Paper Number
GG4
Session
Rheology of Gels, Glasses and Jammed Systems
Title
Evidence for chaotic behavior during the yielding of soft jammed matter
Presentation Date and Time
October 10, 2022 (Monday) 10:50
Track / Room
Track 3 / Sheraton 5
Authors
- Venerus, David C. (New Jersey Institute of Technology, Chemical & Materials Engineering)
- Machabeli, Otar (New Jersey Institute of Technology, Chemical & Materials Engineering)
- Bushiri, Daniela (New Jersey Institute of Technology, Chemical & Materials Engineering)
- Arzideh, Seyed Mahmoud (New Jersey Institute of Technology, Chemical & Materials Engineering)
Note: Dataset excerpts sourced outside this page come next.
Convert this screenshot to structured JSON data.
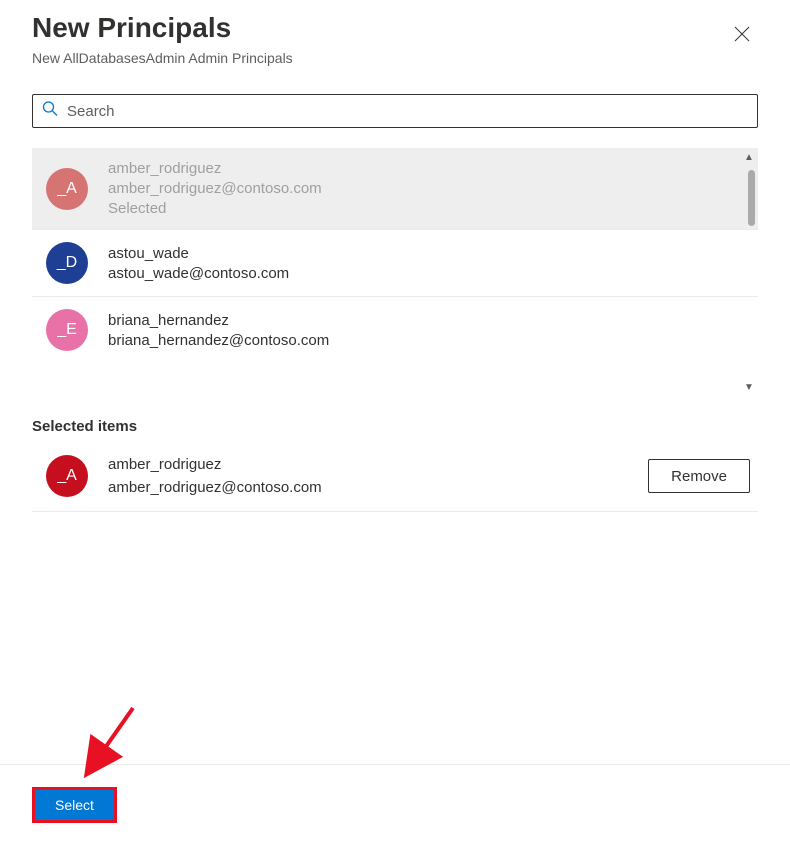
{
  "header": {
    "title": "New Principals",
    "subtitle": "New AllDatabasesAdmin Admin Principals"
  },
  "search": {
    "placeholder": "Search"
  },
  "results": [
    {
      "avatar_text": "_A",
      "avatar_color": "#d67373",
      "name": "amber_rodriguez",
      "email": "amber_rodriguez@contoso.com",
      "status": "Selected",
      "selected": true
    },
    {
      "avatar_text": "_D",
      "avatar_color": "#1f3f94",
      "name": "astou_wade",
      "email": "astou_wade@contoso.com",
      "status": "",
      "selected": false
    },
    {
      "avatar_text": "_E",
      "avatar_color": "#e871a8",
      "name": "briana_hernandez",
      "email": "briana_hernandez@contoso.com",
      "status": "",
      "selected": false
    }
  ],
  "selected_section": {
    "label": "Selected items",
    "items": [
      {
        "avatar_text": "_A",
        "avatar_color": "#c50f1f",
        "name": "amber_rodriguez",
        "email": "amber_rodriguez@contoso.com"
      }
    ],
    "remove_label": "Remove"
  },
  "footer": {
    "select_label": "Select"
  }
}
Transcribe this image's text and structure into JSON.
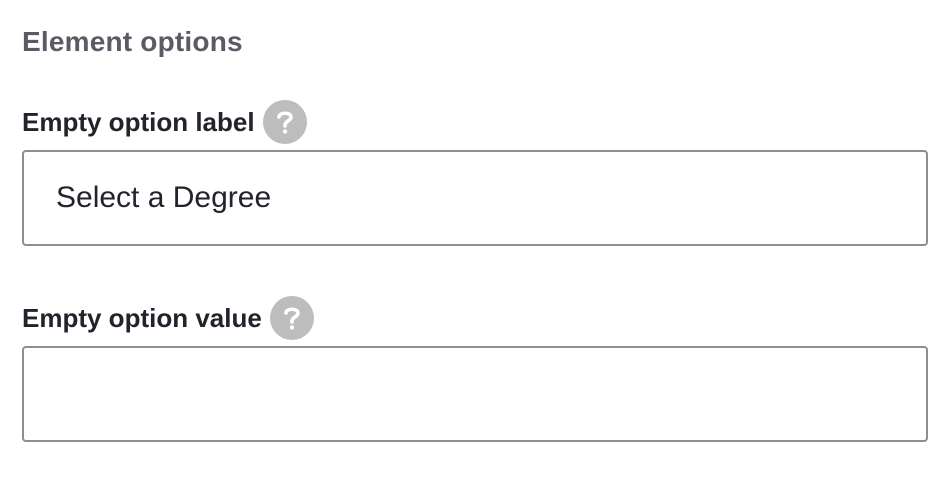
{
  "section": {
    "title": "Element options"
  },
  "fields": [
    {
      "label": "Empty option label",
      "value": "Select a Degree",
      "placeholder": "",
      "help_icon": "question-mark-icon"
    },
    {
      "label": "Empty option value",
      "value": "",
      "placeholder": "",
      "help_icon": "question-mark-icon"
    }
  ],
  "colors": {
    "title": "#5b5b66",
    "label": "#23232b",
    "help_icon_bg": "#bdbdbd",
    "input_border": "#8d8d95"
  }
}
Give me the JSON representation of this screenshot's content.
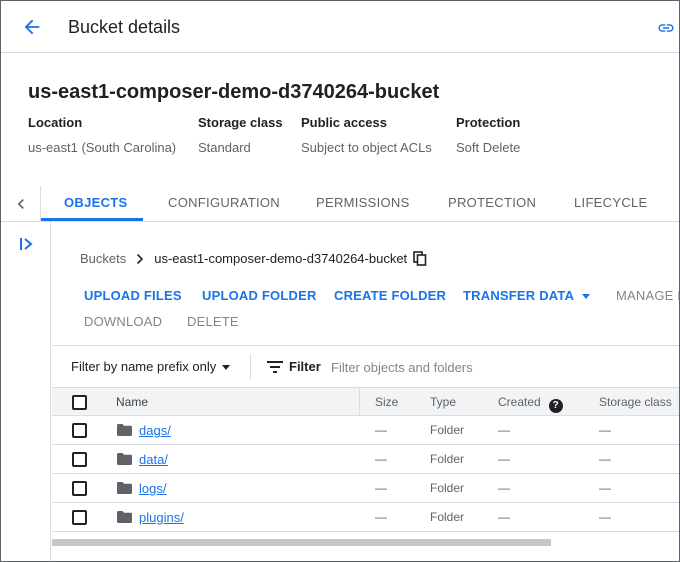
{
  "header": {
    "title": "Bucket details"
  },
  "bucket": {
    "name": "us-east1-composer-demo-d3740264-bucket",
    "meta": [
      {
        "label": "Location",
        "value": "us-east1 (South Carolina)"
      },
      {
        "label": "Storage class",
        "value": "Standard"
      },
      {
        "label": "Public access",
        "value": "Subject to object ACLs"
      },
      {
        "label": "Protection",
        "value": "Soft Delete"
      }
    ]
  },
  "tabs": [
    {
      "label": "OBJECTS",
      "active": true
    },
    {
      "label": "CONFIGURATION"
    },
    {
      "label": "PERMISSIONS"
    },
    {
      "label": "PROTECTION"
    },
    {
      "label": "LIFECYCLE"
    }
  ],
  "breadcrumb": {
    "root": "Buckets",
    "current": "us-east1-composer-demo-d3740264-bucket"
  },
  "actions": {
    "upload_files": "UPLOAD FILES",
    "upload_folder": "UPLOAD FOLDER",
    "create_folder": "CREATE FOLDER",
    "transfer_data": "TRANSFER DATA",
    "manage": "MANAGE H",
    "download": "DOWNLOAD",
    "delete": "DELETE"
  },
  "filter": {
    "mode": "Filter by name prefix only",
    "label": "Filter",
    "placeholder": "Filter objects and folders"
  },
  "table": {
    "columns": [
      "Name",
      "Size",
      "Type",
      "Created",
      "Storage class"
    ],
    "rows": [
      {
        "name": "dags/",
        "size": "—",
        "type": "Folder",
        "created": "—",
        "storage": "—"
      },
      {
        "name": "data/",
        "size": "—",
        "type": "Folder",
        "created": "—",
        "storage": "—"
      },
      {
        "name": "logs/",
        "size": "—",
        "type": "Folder",
        "created": "—",
        "storage": "—"
      },
      {
        "name": "plugins/",
        "size": "—",
        "type": "Folder",
        "created": "—",
        "storage": "—"
      }
    ]
  },
  "colors": {
    "accent": "#1a73e8",
    "text": "#202124",
    "muted": "#5f6368",
    "border": "#dadce0"
  },
  "icons": [
    "back-arrow-icon",
    "link-icon",
    "chevron-left-icon",
    "expand-panel-icon",
    "chevron-right-icon",
    "copy-icon",
    "filter-icon",
    "help-icon",
    "folder-icon"
  ]
}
Author and Affiliation Lines
David C. Venerus, Otar Machabeli, Daniela Bushiri and Seyed Mahmoud Arzideh
Chemical & Materials Engineering, New Jersey Institute of Technology, Newark, NJ 07102
Speaker / Presenter
Venerus, David C.
Keywords
gels; jammed systems
Text of Abstract
Soft jammed materials, which include emulsions, foams, and microgels, display complex rheological behavior that includes a yielding transition from an elastic solid to a viscous fluid. Most studies of this class of soft matter involve shear flows and only a handful report both shear and normal stresses. We present measurements of the shear stress and first and second normal stress differences for a Carbopol microgel in constant shear rate flows. Great effort has been made to eliminate experimental artifacts in these measurements, including one that appears to have previously been overlooked. The shear stress evolves through the yield point in a manner indicative of simple yield-stress fluid behavior. Prior to yielding, the normal stress differences are immeasurably small; beyond the yield point, they evolve in a reproducibly chaotic manner. Our results appear to be the first where the complete state of stress for a soft jammed material is measured prior to, at, and beyond the yield point, and have implications for the von Mises yielding criterion. These results further suggest that the designation of yield stress fluids as ‘simple’ based solely on shear stress behavior may be inadequate.